RNN gradients for variable length input sequences are very small

I’m aiming to do multiclass classification on sentences. The input to the my RNN(LSTM or GRU) is a batched input of variable length sequences(which are indexed using Glove embeddings). This input is right padded with zeros. The redefined forward for my GRU RNN is:

def last_timestep(self, unpacked, lengths):
        # Index of the last output for each sequence
        idx = (lengths - 1).view(-1, 1).expand(unpacked.size(0), unpacked.size(2)).unsqueeze(1)
        return unpacked.gather(1, idx).squeeze()

    def forward(self, x, lengths, **kwargs):
        """Forward propagation of activations"""

        if self.gpu:
            x = Variable(x).cuda()
            lengths = Variable(lengths).cuda()
        else:
            x = Variable(x)
            lengths = Variable(lengths)

        # batch_size = int(x.size()[0])
        # h_0 = Variable(torch.zeros(self.total_layers, batch_size, self.hidden_size)).cuda()

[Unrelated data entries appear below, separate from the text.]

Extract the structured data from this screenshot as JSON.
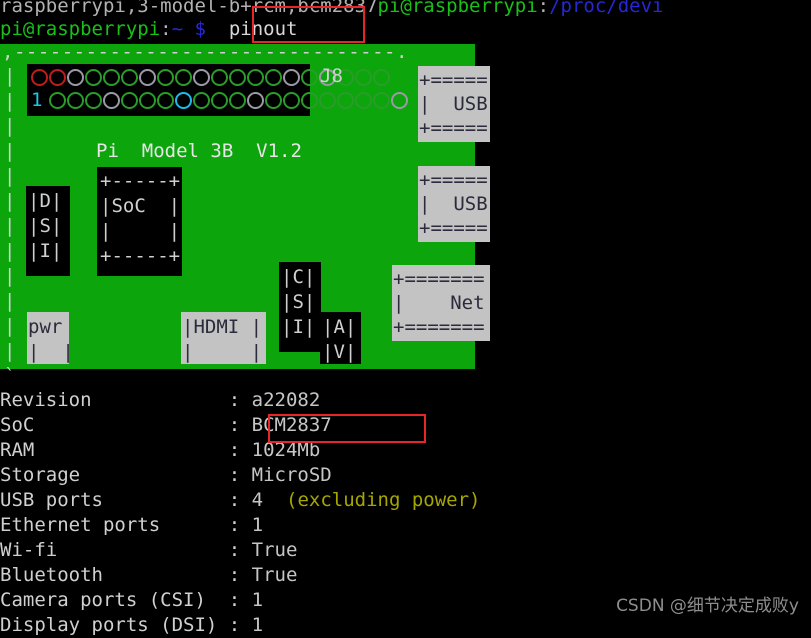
{
  "terminal": {
    "scrollback_line": {
      "text_grey": "raspberrypi,3-model-b+rcm,bcm2837",
      "text_green": "pi@raspberrypi",
      "text_sep": ":",
      "text_blue": "/proc/devi"
    },
    "prompt": {
      "user_host": "pi@raspberrypi",
      "colon": ":",
      "path": "~",
      "dollar": "$",
      "command": "pinout"
    }
  },
  "board": {
    "top_border": ",--------------------------------.",
    "left_border": "|",
    "bottom_left": "`",
    "header_label": "J8",
    "model_label": "Pi  Model 3B  V1.2",
    "soc": {
      "top": "+-----+",
      "mid": "|SoC  |",
      "low": "|     |",
      "bot": "+-----+"
    },
    "dsi": [
      "|D|",
      "|S|",
      "|I|"
    ],
    "csi": [
      "|C|",
      "|S|",
      "|I|"
    ],
    "av": [
      "|A|",
      "|V|"
    ],
    "pwr": [
      "pwr",
      "|  |"
    ],
    "hdmi": [
      "|HDMI |",
      "|     |"
    ],
    "usb1": [
      "+=====",
      "|  USB",
      "+====="
    ],
    "usb2": [
      "+=====",
      "|  USB",
      "+====="
    ],
    "net": [
      "+=======",
      "|    Net",
      "+======="
    ],
    "pin_one_label": "1",
    "pins_top_row": [
      "pwr-red",
      "pwr-red",
      "gnd",
      "gpio",
      "gpio",
      "gpio",
      "gnd",
      "gpio",
      "gpio",
      "gnd",
      "gpio",
      "gpio",
      "gpio",
      "gpio",
      "gnd",
      "gpio",
      "gnd",
      "gpio",
      "gpio",
      "gpio"
    ],
    "pins_bottom_row": [
      "gpio",
      "gpio",
      "gpio",
      "gnd",
      "gpio",
      "gpio",
      "gpio",
      "special",
      "gpio",
      "gpio",
      "gpio",
      "gnd",
      "gpio",
      "gpio",
      "gpio",
      "gpio",
      "gpio",
      "gpio",
      "gpio",
      "gnd"
    ]
  },
  "info": {
    "rows": [
      {
        "key": "Revision",
        "sep": ":",
        "value": "a22082",
        "note": ""
      },
      {
        "key": "SoC",
        "sep": ":",
        "value": "BCM2837",
        "note": ""
      },
      {
        "key": "RAM",
        "sep": ":",
        "value": "1024Mb",
        "note": ""
      },
      {
        "key": "Storage",
        "sep": ":",
        "value": "MicroSD",
        "note": ""
      },
      {
        "key": "USB ports",
        "sep": ":",
        "value": "4",
        "note": "(excluding power)"
      },
      {
        "key": "Ethernet ports",
        "sep": ":",
        "value": "1",
        "note": ""
      },
      {
        "key": "Wi-fi",
        "sep": ":",
        "value": "True",
        "note": ""
      },
      {
        "key": "Bluetooth",
        "sep": ":",
        "value": "True",
        "note": ""
      },
      {
        "key": "Camera ports (CSI)",
        "sep": ":",
        "value": "1",
        "note": ""
      },
      {
        "key": "Display ports (DSI)",
        "sep": ":",
        "value": "1",
        "note": ""
      }
    ]
  },
  "annotations": {
    "highlight_command": "pinout",
    "highlight_soc": "BCM2837",
    "box_color": "#e8262a"
  },
  "watermark": {
    "text": "CSDN @细节决定成败y"
  }
}
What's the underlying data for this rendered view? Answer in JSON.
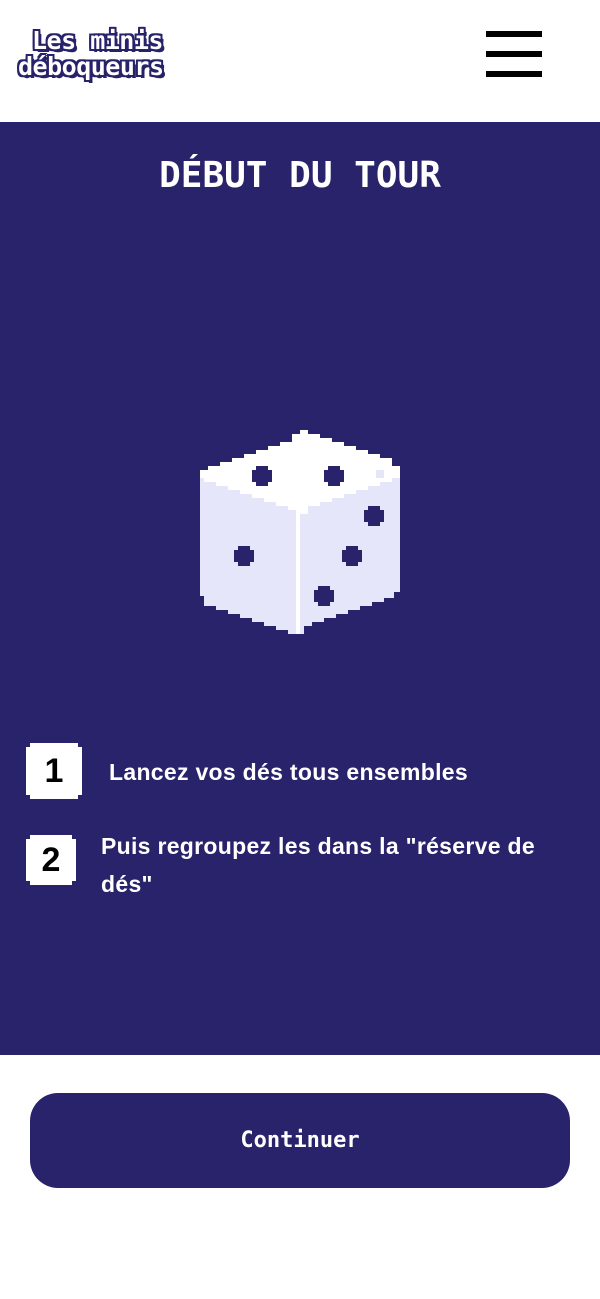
{
  "header": {
    "logo": {
      "line1": "Les minis",
      "line2": "déboqueurs"
    },
    "menu_icon": "hamburger-menu-icon"
  },
  "main": {
    "title": "DÉBUT DU TOUR",
    "illustration_icon": "dice-icon",
    "steps": [
      {
        "number": "1",
        "text": "Lancez vos dés tous ensembles"
      },
      {
        "number": "2",
        "text": "Puis regroupez les dans la \"réserve de dés\""
      }
    ]
  },
  "footer": {
    "continue_label": "Continuer"
  },
  "colors": {
    "primary": "#28236a",
    "background": "#ffffff",
    "text_light": "#ffffff",
    "dice_face": "#e6e6fa"
  }
}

        # Embed and pack the padded sequence
        embs = self.embeddings(x)
        packed = pack_padded_sequence(embs, list(lengths.data), batch_first=True)
        out_packed, _ = self.gru(packed)
        out_unpacked, _ = pad_packed_sequence(out_packed, batch_first=True)
        out_last = self.last_timestep(out_unpacked, lengths)
        output = self.lin(out_last)
        return output

As for training, I’m using CrossEntropyLoss. However, when I test prediction, it always predicts the same class irrespective of the sentence input. Moreover, the final output from the RNN(variable output) is almost the same! On closer inspection, I’ve discovered that the problem is in backpropagation. The gradients are very very low(in the order of 10^-3 and some are much lower) for many of the parameters. Moreover, I’m not sure if the packing or padding is helping at all?? I’ve tried running the code without any packing(just running forward on the padded input) and I get the same output, which leads me to believe that I’m doing something wrong with packing and unpacking. I’d really appreciate any help. Thank you!

1 Like

I have the same problem here. When I used pack_padded_sequence, sum of some gradients is zero. So I decide to use padding without pack, but the gradients of layers is about 10^8, and sum of the first weights(rnn.weight_ih_l0) == 0. Did you already find a solution?

Optimzer = Adam
Loss = CrossEntropy
Learning_Rates = 0.1 - 0.001
Batch_size = 10 - 40
Total Samples to train = 1100

Wish I had something new to add, but no. I stopped working on that a while back, and just came back to it. Maybe I’ll figure it out now!

I do not know if this is correct but i think squeeze() here should be done by time dimension which is 1 when batch_first=True. Another thing i notices is that you do not pass lengths to pack_padded_sequence which does not make much sense to me.

I have the same issue actually. Dont know how to solve it yet.

I think I was passing list(lengths.data) to pack_padded_sequence because it was an old version of pyTorch, but right now I’m passing lengths which works. squeeze() isn’t an issue for me, since I just want to get rid of the 1 dimension where ever it may be, but yeah it should be at position 1.

Even I am facing the same problem in LSTM. My gradients are of the order of 10^-9. Therefore my model is not learning anything and predicting same class in each iteration. Can someone please tell a solution?